Devia ser quatro horas da tarde, mas posso estar enganada.

- Eu já te falei que não tem nada lá. – ele repetiu a frase tantas vezes dita desde que nos conhecemos e pedi que me levasse à esquina da Paraisópolis com a Divinópolis.

Eu sei da importância efêmera de alguns lugares, mas também da capacidade que eles têm de atrair acontecimentos. A vida na Belo Horizonte que ele chama de cidade-véu, muito mais do que por trás das fachadas que escondem o que deve ser recebido como revelação, e não como mero presente, esconde-se por trás do acaso. E há dias mais propícios ao acaso, como há horas mais propícias à loucura. Horas que alongam tanto os minutos que eles perdem contato com a superfície relativa do tempo e se arrastam, sibilantes e mortais, rumo a regiões inabitadas pela razão, e de lá às vezes nunca voltam. Quando frente a frente com tais horas, busco em meio a uma sucessão inolvidável de palavras, as que li num diário de uma viajante do século XIX:

É quando chega àquela região chamada pelos marinheiros de brumas opacas, situada quase sobre a Linha do Equador, que a fisionomia de bordo toma um aspecto estranho. Imagine, leitor, um calor opressivo, pesado, enervante e excitante a uma só vez; ali, nem um sopro vem inflar as velas, a água do mar parece óleo; só se consegue dormir um pouco deixando as vigias abertas (...) Aquela temperatura enervante enlouquece a tal ponto que, à noite, muitas vezes acreditei estar sob o poder do haxixe, tanto meu espírito oscilava entre a vigília e o sonho.
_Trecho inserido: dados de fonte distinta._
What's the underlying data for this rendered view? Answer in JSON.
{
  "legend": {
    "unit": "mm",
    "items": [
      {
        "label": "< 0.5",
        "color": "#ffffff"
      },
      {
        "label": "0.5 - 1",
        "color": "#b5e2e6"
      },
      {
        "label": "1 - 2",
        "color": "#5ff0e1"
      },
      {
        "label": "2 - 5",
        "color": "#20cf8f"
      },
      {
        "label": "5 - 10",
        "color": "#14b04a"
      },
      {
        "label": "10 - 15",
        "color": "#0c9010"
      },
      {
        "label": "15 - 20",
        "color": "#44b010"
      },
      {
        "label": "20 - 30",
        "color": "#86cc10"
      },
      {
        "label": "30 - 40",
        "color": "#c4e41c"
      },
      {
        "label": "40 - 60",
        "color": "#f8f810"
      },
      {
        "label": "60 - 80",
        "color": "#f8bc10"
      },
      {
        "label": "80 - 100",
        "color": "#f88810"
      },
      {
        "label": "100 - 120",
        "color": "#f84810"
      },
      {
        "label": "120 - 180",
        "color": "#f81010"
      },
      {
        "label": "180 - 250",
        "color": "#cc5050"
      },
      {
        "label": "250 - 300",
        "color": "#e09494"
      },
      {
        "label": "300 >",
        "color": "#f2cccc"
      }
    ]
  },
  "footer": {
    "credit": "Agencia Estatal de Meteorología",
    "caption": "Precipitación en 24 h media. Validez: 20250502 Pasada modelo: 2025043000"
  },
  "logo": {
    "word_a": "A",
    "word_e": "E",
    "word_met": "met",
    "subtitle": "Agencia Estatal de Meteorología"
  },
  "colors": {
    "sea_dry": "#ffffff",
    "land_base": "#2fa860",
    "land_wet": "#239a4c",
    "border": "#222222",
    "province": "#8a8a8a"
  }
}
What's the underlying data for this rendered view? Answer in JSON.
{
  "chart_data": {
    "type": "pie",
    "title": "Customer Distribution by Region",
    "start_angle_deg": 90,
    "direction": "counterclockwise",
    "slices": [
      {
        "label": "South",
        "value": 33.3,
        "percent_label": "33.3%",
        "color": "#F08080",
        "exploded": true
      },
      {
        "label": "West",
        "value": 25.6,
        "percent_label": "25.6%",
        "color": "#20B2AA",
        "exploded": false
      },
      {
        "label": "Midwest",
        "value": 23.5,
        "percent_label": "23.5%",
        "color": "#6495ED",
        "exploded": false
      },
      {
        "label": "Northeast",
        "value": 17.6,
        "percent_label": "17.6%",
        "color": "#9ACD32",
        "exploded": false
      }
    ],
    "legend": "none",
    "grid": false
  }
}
Há loucos dias em que as brumas opacas equilibram os pés sobre a Linha do Equador e impulsionam os corpos intangíveis nas direções em que se abre a rosa dos ventos. Em meio à água e ao ar de que são feitas, as brumas não se deixam agarrar, como às âncoras tentam fazer os barcos antes da deriva; e envoltos por elas nos aproximamos perigosa e deliciosamente da linha a ser ultrapassada para atingirmos o lado de lá da loucura.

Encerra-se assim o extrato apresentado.